Today, we examine the "Cost Benefit Analysis" section of the SEC's new Money Market Fund Reforms, which were released last Tuesday afternoon. (Note that the more condense "Federal Register" version of the rules has yet to be posted, but should be within days.) The SEC writes (starting on page 120), "The Commission is sensitive to the costs and benefits imposed by its rules. We have identified certain costs and benefits of the amendments and new rules."

It says of the new rules' "Benefits," "We believe that the amendments to rule 2a-7's risk-limiting conditions are likely to produce broad benefits for money market fund investors.... [C]ommenters agreed that the proposed rule 2a-7 amendments concerning second tier securities, maturity, and liquidity would benefit money market funds and their investors. The amendments should reduce money market funds' exposure to certain credit, interest rate, spread, and liquidity risks. For example, limiting money market funds' ability to acquire second tier securities will decrease money market funds' exposure to credit, spread, and liquidity risks. Reducing the maximum weighted average maturity of money market funds' portfolios will further decrease their interest rate sensitivity."

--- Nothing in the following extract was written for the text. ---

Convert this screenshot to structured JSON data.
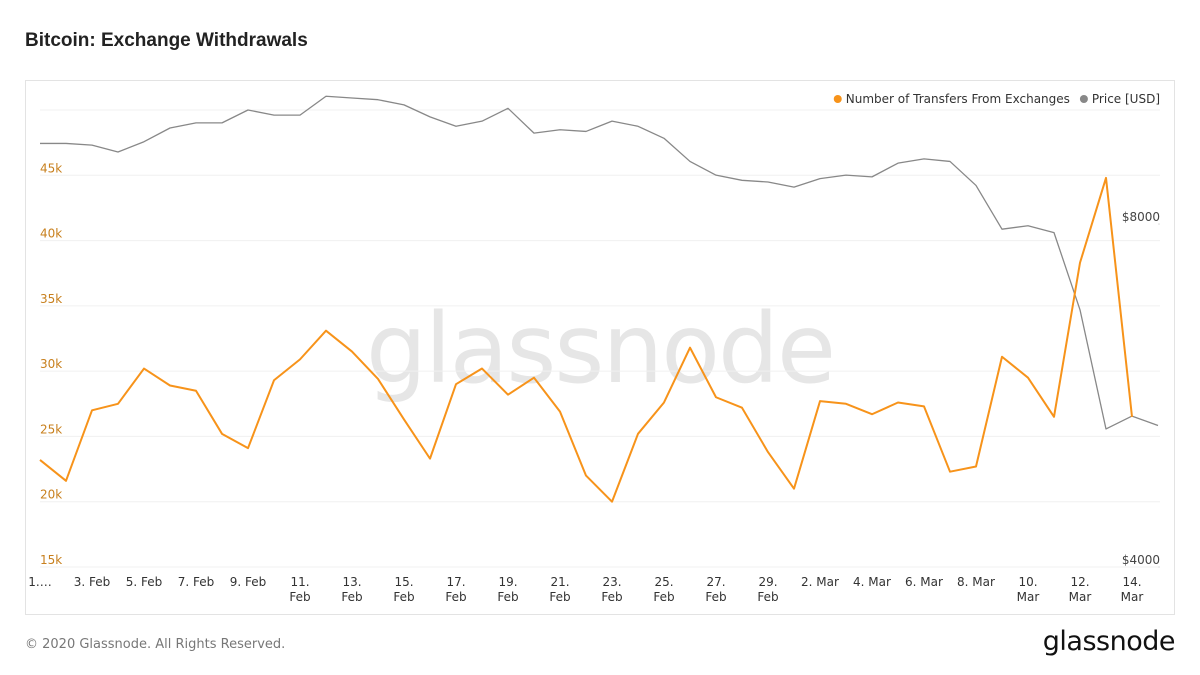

The rule continues, "It also will increase their ability to maintain a stable net asset value in the face of multiple shocks to a money market fund, such as a simultaneous widening of spreads and increase in redemptions, such as occurred during the fall of 2008. Introducing the weighted average life limitation on money market funds' portfolios will limit credit spread risk and interest rate spread risk to funds from longer term floating- or variable-rate securities. In addition, fund portfolios with a lower WAM and a 120-day maximum WAL will turn over more quickly, and the fund will be better able to increase its holdings of highly liquid securities in the face of illiquid markets than funds operating under a maximum 90 day WAM limitation."

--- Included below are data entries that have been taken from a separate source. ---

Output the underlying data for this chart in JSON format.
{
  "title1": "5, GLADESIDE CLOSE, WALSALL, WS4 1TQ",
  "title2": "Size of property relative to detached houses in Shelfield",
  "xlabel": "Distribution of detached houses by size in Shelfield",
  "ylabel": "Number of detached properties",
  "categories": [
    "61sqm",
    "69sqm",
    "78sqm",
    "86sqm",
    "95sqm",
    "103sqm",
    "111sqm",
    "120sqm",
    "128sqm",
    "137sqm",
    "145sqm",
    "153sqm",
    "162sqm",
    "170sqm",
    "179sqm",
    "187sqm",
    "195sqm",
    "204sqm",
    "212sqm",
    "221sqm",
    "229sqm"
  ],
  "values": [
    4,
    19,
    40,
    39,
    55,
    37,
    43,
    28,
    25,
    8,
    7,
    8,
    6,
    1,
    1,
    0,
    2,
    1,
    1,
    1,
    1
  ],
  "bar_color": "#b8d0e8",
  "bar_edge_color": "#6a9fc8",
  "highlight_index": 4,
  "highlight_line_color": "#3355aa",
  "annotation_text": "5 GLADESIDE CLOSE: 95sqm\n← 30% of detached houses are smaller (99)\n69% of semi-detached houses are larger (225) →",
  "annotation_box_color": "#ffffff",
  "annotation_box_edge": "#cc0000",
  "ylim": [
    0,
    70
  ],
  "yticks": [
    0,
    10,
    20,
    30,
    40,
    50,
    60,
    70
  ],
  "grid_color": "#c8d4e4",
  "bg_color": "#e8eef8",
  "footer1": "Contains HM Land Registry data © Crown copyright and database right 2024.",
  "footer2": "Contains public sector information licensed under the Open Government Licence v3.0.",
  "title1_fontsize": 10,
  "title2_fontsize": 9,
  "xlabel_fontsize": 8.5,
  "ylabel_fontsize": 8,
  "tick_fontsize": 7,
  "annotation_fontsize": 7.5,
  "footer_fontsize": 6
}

The SEC says, "We believe that the new liquidity requirements will decrease liquidity risk. As discussed above, they are designed to increase a money market fund's ability to withstand illiquid markets by ensuring that the fund further limits its acquisitions of illiquid securities and that a certain percentage of its assets are held in daily and weekly liquid assets. Under the general liquidity requirement, moreover, each money market fund must assess its liquidity needs on an ongoing basis and take additional actions as appropriate in order to manage its liquidity. Together, these requirements should decrease the likelihood that a fund would have to realize losses from selling portfolio securities into an illiquid market to satisfy redemption requests, which could put pressure on the fund's ability to maintain a stable net asset value."

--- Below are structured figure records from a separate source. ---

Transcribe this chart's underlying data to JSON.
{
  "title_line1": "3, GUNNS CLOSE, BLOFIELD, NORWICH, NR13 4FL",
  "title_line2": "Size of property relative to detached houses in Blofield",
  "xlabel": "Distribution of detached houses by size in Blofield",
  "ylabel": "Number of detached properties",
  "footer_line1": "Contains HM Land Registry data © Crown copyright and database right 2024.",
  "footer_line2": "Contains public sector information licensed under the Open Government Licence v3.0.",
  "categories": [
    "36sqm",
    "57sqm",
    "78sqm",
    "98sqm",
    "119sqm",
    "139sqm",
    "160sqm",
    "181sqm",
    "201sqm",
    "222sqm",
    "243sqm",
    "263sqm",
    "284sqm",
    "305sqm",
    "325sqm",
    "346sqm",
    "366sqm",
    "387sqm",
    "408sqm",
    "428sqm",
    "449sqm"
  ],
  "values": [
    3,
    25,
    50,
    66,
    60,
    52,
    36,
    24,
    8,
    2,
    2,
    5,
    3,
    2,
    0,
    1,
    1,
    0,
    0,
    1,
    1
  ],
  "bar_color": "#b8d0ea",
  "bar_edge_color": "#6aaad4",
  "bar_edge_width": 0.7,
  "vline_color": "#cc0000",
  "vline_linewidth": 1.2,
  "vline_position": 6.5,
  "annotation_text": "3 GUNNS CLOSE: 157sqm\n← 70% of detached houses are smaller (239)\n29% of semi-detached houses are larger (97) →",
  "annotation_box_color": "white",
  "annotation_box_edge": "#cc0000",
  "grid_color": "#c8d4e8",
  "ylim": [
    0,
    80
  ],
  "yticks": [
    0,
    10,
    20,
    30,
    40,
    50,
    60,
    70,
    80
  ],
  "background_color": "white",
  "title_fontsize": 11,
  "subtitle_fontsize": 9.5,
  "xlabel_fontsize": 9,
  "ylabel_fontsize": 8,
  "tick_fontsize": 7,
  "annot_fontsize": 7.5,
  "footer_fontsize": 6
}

They say, "We believe that a reduction of these credit, interest rate, spread, and liquidity risks will better enable money market funds to weather market turbulence and maintain a stable net asset value per share. The amendments are designed to reduce the risk that a money market fund will break the buck, and thereby prevent losses to fund investors. To the extent that money market funds are more stable, they also will reduce systemic risk to the capital markets and provide a more stable source of financing for issuers of short-term credit instruments, thus promoting capital formation. If money market funds become more stable investments as a result of the rule amendments, they may attract further investment, increasing their role as a source of capital."

On "Costs" (see page 125), the SEC says, "We recognize that our amendments regarding second tier securities, portfolio maturity, and liquidity will impose costs on some money market funds. For example, yields might decrease in funds depending on their current positions in second tier securities, less liquid securities, and longer term instruments because those instruments typically offer above average yields. We note that the yield offered by a security is tied to its risk. It is important to consider our rule amendments' impact on money market fund yields in this context."